“The State cannot draw blood from a stone.”
That is how a three-judge panel for the US Court of Appeals for the Eleventh Circuit described Florida lawmakers’ attempt to impose fines and fees on formerly incarcerated individuals — many of whom cannot afford to pay such restitution — before they can register to vote.
The unanimous ruling by the Eleventh Circuit Wednesday morning puts voting rights advocates one step closer to ending felon disenfranchisement in the state. In 2018, voters overwhelmingly voted to amend Florida’s constitution and restore voting rights for more than one million former felons. Amendment 4, as it is known, automatically restores such rights “upon completion of all terms of sentence, including parole or probation.”
But Republican lawmakers passed a law (SB 7066) that drastically redefined “completion,” requiring former felons to pay any outstanding fines or fees first. That sparked a lawsuit by a number of civil rights groups: the ACLU, Brennan Center for Justice at NYU Law, the NAACP Legal Defense and Educational Fund, and Campaign Legal Center (CLC).
The ruling also subtly criticized Republican Gov. Ron DeSantis for tweeting last month that “voting is a privilege that should not be taken lightly.”
The court argued that because casting a vote is “nothing other than the opportunity to participate in the collective decision making of a democratic society and to add one’s own perspective to that of his or her fellow citizens … the denial of the opportunity to cast a vote that a person may otherwise be entitled to cast — even once — is an irreparable harm.”
Myrna Perez, director of the Voting Rights and Elections program at the Brennan Center for Justice, called the ruling a “great win for voting rights.”
“The Eleventh Circuit told the state of Florida what the rest of America already knows. You can’t condition the right to vote on a person’s wealth,” Perez said.
The 24th Amendment ended the Jim Crow-era poll taxes, which disproportionately disenfranchised African Americans. Yet, nearly 10 million people owe a total of more than $50 billion in fines and fees related to a felony conviction. And in Florida, a majority of former felons are minorities.
Paul Smith, vice president of CLC, celebrated the ruling and argued that it “affirms our position that lack of wealth cannot be a barrier to one’s ability to vote.”
The court admonished Florida lawmakers in its 78-page decision, ruling that “the [legal financial obligation] requirement is unconstitutional as applied to felons who genuinely cannot pay.”
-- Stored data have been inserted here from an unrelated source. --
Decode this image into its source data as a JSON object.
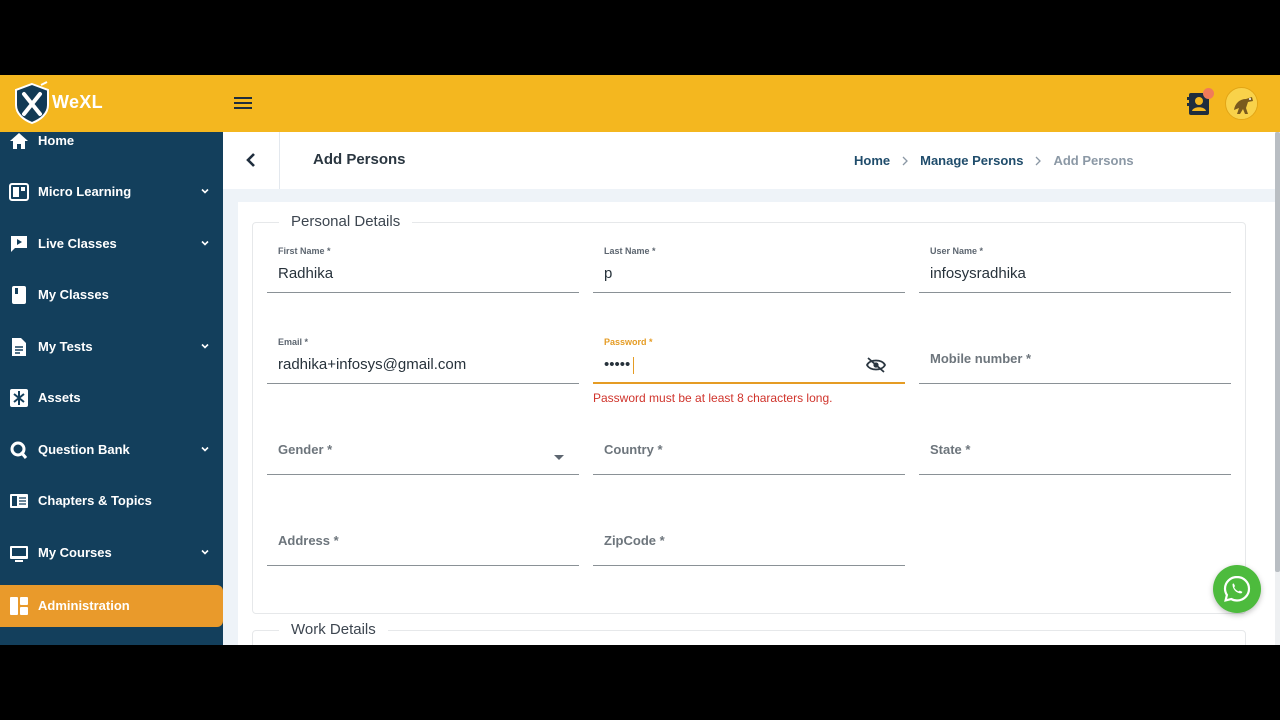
{
  "app": {
    "name": "WeXL"
  },
  "colors": {
    "topbar": "#f4b71f",
    "sidebar": "#133f5c",
    "active_nav": "#e99a2b",
    "error": "#d0342c",
    "focus": "#e59c24"
  },
  "topbar": {
    "menu_icon": "hamburger-icon",
    "contacts_icon": "contacts-icon",
    "avatar_icon": "avatar-dinosaur"
  },
  "sidebar": {
    "items": [
      {
        "label": "Home",
        "icon": "home-icon",
        "has_chevron": false
      },
      {
        "label": "Micro Learning",
        "icon": "micro-learning-icon",
        "has_chevron": true
      },
      {
        "label": "Live Classes",
        "icon": "live-classes-icon",
        "has_chevron": true
      },
      {
        "label": "My Classes",
        "icon": "book-icon",
        "has_chevron": false
      },
      {
        "label": "My Tests",
        "icon": "document-icon",
        "has_chevron": true
      },
      {
        "label": "Assets",
        "icon": "assets-icon",
        "has_chevron": false
      },
      {
        "label": "Question Bank",
        "icon": "question-icon",
        "has_chevron": true
      },
      {
        "label": "Chapters & Topics",
        "icon": "chapters-icon",
        "has_chevron": false
      },
      {
        "label": "My Courses",
        "icon": "courses-icon",
        "has_chevron": true
      },
      {
        "label": "Administration",
        "icon": "administration-icon",
        "has_chevron": false,
        "active": true
      }
    ]
  },
  "page": {
    "title": "Add Persons",
    "breadcrumb": [
      "Home",
      "Manage Persons",
      "Add Persons"
    ]
  },
  "personal": {
    "legend": "Personal Details",
    "first_name": {
      "label": "First Name *",
      "value": "Radhika"
    },
    "last_name": {
      "label": "Last Name *",
      "value": "p"
    },
    "user_name": {
      "label": "User Name *",
      "value": "infosysradhika"
    },
    "email": {
      "label": "Email *",
      "value": "radhika+infosys@gmail.com"
    },
    "password": {
      "label": "Password *",
      "value": "•••••",
      "error": "Password must be at least 8 characters long."
    },
    "mobile": {
      "placeholder": "Mobile number *"
    },
    "gender": {
      "placeholder": "Gender *"
    },
    "country": {
      "placeholder": "Country *"
    },
    "state": {
      "placeholder": "State *"
    },
    "address": {
      "placeholder": "Address *"
    },
    "zipcode": {
      "placeholder": "ZipCode *"
    }
  },
  "work": {
    "legend": "Work Details"
  }
}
In the past two decades, nearly half of all states have expanded voting rights to felons in various forms. But Florida lawmakers could not come up with “readily identifiable interest in protection of the ballot box,” the judges wrote, making clear that SB 7066’s intent was to make voting contingent on wealth. The panel affirmed the district court’s ruling that the law also violated the Equal Protection Clause of the Fourteenth Amendment.
“Despite the state’s best efforts to dismantle Amendment 4 through SB 7066, today’s ruling affirms what Floridians intended when they passed Amendment 4 — to restore to returning citizens their right to vote,” said Daniel Tilley, legal director of the ACLU of Florida.
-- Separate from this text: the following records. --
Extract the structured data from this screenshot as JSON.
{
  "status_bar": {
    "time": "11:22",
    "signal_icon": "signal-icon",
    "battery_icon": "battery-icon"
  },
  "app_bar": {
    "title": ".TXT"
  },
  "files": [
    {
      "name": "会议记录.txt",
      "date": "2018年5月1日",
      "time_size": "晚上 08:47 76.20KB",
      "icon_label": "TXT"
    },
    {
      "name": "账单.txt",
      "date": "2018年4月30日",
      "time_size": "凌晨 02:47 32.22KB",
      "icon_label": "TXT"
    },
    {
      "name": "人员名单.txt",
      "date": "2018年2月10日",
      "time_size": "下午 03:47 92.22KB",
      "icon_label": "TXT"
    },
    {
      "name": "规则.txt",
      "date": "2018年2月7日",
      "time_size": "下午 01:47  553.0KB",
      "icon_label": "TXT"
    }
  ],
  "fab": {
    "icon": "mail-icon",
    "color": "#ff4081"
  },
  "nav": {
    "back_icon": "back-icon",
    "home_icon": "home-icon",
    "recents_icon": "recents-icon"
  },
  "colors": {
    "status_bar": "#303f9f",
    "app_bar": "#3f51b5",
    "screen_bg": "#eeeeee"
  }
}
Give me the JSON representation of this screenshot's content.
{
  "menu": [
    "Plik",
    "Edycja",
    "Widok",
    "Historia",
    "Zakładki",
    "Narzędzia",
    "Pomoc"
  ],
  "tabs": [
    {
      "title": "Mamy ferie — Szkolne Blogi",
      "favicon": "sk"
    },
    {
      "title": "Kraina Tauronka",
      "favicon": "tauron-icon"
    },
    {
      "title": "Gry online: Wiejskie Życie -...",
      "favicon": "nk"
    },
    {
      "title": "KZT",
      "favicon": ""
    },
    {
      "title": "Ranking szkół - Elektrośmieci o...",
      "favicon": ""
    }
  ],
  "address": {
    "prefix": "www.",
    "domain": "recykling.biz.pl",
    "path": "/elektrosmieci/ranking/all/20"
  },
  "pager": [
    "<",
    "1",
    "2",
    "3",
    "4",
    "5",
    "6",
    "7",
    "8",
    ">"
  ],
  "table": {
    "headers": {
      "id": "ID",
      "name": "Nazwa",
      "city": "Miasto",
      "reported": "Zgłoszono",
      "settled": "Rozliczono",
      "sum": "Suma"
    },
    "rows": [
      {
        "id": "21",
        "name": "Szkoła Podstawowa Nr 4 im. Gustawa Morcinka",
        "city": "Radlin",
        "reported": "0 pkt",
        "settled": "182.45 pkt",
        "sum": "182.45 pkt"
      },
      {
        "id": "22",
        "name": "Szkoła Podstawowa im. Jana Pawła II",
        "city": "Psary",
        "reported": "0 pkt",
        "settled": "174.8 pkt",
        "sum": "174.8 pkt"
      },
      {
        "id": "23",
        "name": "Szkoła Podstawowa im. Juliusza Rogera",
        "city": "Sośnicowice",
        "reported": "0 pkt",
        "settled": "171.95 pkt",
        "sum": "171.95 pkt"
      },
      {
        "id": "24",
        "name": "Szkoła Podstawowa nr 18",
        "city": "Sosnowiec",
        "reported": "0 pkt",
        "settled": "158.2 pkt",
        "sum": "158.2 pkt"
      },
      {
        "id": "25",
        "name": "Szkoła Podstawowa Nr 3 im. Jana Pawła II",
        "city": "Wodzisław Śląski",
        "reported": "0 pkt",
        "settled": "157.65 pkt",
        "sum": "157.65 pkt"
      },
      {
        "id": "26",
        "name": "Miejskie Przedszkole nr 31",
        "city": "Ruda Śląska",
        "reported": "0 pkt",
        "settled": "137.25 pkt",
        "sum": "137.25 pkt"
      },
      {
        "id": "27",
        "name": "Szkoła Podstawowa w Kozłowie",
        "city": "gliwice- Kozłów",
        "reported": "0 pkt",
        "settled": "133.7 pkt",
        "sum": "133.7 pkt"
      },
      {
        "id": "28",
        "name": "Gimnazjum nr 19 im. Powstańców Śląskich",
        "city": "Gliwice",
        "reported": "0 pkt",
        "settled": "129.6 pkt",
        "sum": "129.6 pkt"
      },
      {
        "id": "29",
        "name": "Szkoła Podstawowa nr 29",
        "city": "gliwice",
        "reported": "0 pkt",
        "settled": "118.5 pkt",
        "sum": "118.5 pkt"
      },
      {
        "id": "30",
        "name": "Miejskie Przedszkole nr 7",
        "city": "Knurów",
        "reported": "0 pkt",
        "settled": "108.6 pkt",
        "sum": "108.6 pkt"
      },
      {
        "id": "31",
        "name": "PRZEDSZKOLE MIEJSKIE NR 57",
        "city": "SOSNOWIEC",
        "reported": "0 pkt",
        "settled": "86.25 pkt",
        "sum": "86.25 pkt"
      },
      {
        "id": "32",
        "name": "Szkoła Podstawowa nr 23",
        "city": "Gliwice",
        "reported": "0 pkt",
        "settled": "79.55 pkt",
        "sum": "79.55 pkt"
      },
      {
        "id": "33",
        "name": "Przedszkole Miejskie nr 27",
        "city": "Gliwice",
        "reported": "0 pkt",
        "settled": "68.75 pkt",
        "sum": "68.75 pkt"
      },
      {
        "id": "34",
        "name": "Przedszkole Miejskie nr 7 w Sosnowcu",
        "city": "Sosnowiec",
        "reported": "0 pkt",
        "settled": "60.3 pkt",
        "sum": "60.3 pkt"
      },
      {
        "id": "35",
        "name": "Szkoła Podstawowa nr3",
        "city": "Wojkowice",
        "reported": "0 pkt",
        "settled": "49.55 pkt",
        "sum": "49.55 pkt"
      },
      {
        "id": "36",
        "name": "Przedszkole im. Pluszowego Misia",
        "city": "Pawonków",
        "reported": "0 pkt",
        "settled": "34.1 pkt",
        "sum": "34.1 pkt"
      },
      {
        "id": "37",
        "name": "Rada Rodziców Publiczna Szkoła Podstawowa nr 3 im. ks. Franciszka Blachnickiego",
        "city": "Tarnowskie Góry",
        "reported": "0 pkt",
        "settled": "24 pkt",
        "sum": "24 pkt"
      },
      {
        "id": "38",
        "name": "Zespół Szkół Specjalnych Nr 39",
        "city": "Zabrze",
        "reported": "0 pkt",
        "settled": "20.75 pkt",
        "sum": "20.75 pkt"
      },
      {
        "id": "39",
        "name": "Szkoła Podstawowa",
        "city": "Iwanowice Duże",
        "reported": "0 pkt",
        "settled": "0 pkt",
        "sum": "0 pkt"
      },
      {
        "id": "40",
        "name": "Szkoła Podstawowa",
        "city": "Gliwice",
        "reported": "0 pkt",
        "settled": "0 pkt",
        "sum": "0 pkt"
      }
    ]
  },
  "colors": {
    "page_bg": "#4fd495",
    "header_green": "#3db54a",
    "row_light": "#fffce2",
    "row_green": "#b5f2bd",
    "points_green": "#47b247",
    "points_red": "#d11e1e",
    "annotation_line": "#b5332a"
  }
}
The case, Jones v. DeSantis, will go back to the US District Court for the Northern District of Florida for oral arguments in April to decide whether SB 7066 is indeed an unconstitutional type of voter suppression.
“This law is a modern-day poll tax,” Julie Ebenstein, senior staff attorney with the ACLU’s Voting Rights Project, said, adding that the ruling “recognizes the gravity of elected officials trying to circumvent Amendment 4 to create roadblocks to voting based on wealth.”